PURPOSE: The purpose of the present study was to evaluate the anti-epidermal growth factor receptor (EGFR) monoclonal antibody (mAb), cetuximab, (IMC-C225) and the anti-EGFRvIII mAb, L8A4, used in combination as delivery agents for boron neutron capture therapy (BNCT) of a rat glioma composed of a mixture of cells expressing either wild-type (F98(EGFR)) or mutant receptors(F98(npEGFRvIII)). EXPERIMENTAL DESIGN: A heavily boronated polyamidoamine dendrimer (BD) was linked by heterobifunctional reagents to produce the boronated mAbs, BD-C225 and BD-L8A4. For in vivo biodistribution and therapy studies, a mixture of tumor cells were implanted intracerebrally into Fischer rats. Biodistribution studies were carried out by administering (125)I-labeled bioconjugates via convection-enhanced delivery (CED), and for therapy studies, nonradiolabeled bioconjugates were used for BNCT. This was carried out 14 days after tumor implantation and 24 h after CED at the Massachusetts Institute of Technology nuclear reactor. RESULTS: Following CED of a mixture of (125)I-BD-C225 and (125)I-BD-L8A4 to rats bearing composite tumors, 61.4% of the injected dose per gram (ID/g) was localized in the tumor compared with 30.8% ID/g for (125)I-BD-L8A4 and 34.7% ID/g for (125)I-BD-C225 alone. The corresponding calculated tumor boron values were 24.4 mug/g for rats that received both mAbs, and 12.3 and 13.8 mug/g, respectively, for BD-L8A4 or BD-C225 alone. The mean survival time of animals bearing composite tumors, which received both mAbs, was 55 days (P < 0.0001) compared with 36 days for BD-L8A4 and 38 days for BD-C225 alone, which were not significantly different from irradiated controls. CONCLUSIONS: Both EGFRvIII and wild-type EGFR tumor cell populations must be targeted using a combination of BD-cetuximab and BD-L8A4. Although in vitro C225 recognized both receptors, in vivo it was incapable of delivering the requisite amount of (10)B for BNCT of EGFRvIII-expressing gliomas.

Molecular targeting and treatment of an epidermal growth factor receptor-positive glioma using boronated cetuximab.

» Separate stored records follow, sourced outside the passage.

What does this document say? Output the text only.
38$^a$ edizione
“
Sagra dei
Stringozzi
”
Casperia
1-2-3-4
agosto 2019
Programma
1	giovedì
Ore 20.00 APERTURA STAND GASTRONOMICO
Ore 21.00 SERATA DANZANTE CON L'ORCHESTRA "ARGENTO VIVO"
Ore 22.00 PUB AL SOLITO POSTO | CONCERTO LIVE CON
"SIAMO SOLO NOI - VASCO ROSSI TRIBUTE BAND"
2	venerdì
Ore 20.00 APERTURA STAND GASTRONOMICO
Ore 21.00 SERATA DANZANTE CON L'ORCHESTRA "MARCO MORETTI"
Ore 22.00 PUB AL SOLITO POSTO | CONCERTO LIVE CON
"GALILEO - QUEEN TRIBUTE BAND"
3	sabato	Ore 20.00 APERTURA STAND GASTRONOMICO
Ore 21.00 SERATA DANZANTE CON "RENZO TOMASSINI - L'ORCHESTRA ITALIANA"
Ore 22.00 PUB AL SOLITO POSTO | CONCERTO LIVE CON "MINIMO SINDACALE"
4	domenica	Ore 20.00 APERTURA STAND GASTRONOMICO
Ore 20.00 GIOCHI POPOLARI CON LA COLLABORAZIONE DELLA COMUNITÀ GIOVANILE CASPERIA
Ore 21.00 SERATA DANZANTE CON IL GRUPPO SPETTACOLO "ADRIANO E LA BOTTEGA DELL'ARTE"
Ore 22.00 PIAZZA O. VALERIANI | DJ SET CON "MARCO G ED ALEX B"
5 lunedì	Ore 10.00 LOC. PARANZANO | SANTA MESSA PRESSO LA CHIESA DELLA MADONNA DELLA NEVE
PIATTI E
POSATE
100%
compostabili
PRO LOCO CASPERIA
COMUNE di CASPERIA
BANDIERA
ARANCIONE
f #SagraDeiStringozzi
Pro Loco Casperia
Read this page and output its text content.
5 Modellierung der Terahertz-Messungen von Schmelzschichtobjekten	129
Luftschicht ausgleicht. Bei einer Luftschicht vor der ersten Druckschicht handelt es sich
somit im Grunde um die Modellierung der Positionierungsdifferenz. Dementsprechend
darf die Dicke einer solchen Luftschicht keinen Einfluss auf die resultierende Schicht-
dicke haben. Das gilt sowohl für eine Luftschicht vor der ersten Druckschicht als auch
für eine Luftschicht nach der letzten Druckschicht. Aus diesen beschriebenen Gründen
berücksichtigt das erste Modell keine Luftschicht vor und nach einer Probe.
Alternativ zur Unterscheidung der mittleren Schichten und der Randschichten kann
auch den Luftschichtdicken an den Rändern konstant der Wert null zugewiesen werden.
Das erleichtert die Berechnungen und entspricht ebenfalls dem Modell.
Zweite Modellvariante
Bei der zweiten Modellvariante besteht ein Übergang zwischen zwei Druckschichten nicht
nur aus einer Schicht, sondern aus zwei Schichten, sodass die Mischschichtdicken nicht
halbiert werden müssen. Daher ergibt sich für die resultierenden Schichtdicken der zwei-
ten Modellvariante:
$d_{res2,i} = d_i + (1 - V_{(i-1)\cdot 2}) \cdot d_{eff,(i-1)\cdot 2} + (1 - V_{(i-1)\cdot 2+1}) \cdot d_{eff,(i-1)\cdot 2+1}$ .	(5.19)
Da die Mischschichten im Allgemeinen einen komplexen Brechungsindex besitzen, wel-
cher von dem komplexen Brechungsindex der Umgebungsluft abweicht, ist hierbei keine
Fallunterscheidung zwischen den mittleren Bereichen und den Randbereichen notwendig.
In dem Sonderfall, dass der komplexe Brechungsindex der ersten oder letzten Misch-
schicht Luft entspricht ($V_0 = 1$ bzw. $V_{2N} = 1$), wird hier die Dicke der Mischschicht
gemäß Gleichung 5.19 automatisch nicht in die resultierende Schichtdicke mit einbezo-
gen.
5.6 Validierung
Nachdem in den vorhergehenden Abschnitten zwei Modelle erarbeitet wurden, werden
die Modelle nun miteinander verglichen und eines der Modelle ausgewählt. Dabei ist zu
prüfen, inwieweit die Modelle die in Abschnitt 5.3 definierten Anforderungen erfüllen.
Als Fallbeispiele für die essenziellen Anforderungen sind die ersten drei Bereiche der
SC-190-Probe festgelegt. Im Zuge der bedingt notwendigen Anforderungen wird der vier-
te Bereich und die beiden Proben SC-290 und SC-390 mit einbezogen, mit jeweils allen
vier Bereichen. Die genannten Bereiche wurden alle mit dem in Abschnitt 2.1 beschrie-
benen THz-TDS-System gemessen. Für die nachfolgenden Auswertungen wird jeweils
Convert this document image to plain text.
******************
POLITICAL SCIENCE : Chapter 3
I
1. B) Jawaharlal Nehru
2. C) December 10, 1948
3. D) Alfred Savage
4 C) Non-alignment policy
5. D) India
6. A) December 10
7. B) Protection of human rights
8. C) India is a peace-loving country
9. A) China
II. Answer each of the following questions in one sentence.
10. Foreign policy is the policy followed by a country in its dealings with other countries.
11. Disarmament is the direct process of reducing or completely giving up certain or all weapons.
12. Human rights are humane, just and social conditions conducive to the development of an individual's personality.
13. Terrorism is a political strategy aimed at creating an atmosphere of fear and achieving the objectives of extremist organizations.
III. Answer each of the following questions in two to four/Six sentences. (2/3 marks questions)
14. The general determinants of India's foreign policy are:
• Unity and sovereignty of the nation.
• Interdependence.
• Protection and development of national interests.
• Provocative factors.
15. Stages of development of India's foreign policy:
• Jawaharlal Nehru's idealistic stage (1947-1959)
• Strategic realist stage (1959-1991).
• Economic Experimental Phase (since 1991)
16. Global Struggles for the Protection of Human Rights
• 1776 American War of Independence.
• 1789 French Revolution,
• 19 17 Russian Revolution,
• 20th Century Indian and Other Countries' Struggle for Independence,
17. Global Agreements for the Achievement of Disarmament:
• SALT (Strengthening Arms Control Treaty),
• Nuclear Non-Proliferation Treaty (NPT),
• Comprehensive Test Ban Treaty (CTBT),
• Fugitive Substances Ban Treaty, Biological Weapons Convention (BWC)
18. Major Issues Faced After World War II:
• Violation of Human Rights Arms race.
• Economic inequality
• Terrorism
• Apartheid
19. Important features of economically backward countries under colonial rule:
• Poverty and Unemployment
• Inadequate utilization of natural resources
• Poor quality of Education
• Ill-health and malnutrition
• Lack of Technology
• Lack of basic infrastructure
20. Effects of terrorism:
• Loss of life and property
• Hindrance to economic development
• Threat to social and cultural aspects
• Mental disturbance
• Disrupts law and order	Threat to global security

PURPOSE: The purpose of the present study was to evaluate the anti-epidermal growth factor monoclonal antibody (mAb) cetuximab (IMC-C225) as a delivery agent for boron neutron capture therapy (BNCT) of a human epidermal growth factor receptor (EGFR) gene-transfected rat glioma, designated as F98(EGFR). EXPERIMENTAL DESIGN: A heavily boronated polyamidoamine dendrimer was chemically linked to cetuximab by means of the heterobifunctional reagents N-succinimidyl 3-(2-pyridyldithio)-propionate and N-(k-maleimido undecanoic acid)-hydrazide. The bioconjugate, designated as BD-C225, was specifically taken up by F98(EGFR) glioma cells in vitro compared with receptor-negative F98 wild-type cells (41.8 versus 9.1 microg/g). For in vivo biodistribution studies, F98(EGFR) cells were implanted stereotactically into the brains of Fischer rats, and 14 days later, BD-C225 was given intracerebrally by either convection enhanced delivery (CED) or direct intratumoral (i.t.) injection. RESULTS: The amount of boron retained by F98(EGFR) gliomas 24 h following CED or i.t. injection was 77.2 and 50.8 microg/g, respectively, with normal brain and blood boron values <0.05 mug/g. Boron neutron capture therapy was carried out at the Massachusetts Institute of Technology Research Reactor 24 h after CED of BD-C225, either alone or in combination with i.v. boronophenylalanine (BPA). The corresponding mean survival times (MST) were 54.5 and 70.9 days (P = 0.017), respectively, with one long-term survivor (more than 180 days). In contrast, the MSTs of irradiated and untreated controls, respectively, were 30.3 and 26.3 days. In a second study, the combination of BD-C225 and BPA plus sodium borocaptate, given by either i.v. or intracarotid injection, was evaluated and the MSTs were equivalent to that obtained with BD-C225 plus i.v. BPA. CONCLUSIONS: The survival data obtained with BD-C225 are comparable with those recently reported by us using boronated mAb L8A4 as the delivery agent. This mAb recognizes the mutant receptor, EGFRvIII. Taken together, these data convincingly show the therapeutic efficacy of molecular targeting of EGFR using a boronated mAb either alone or in combination with BPA and provide a platform for the future development of combinations of high and low molecular weight delivery agents for BNCT of brain tumors.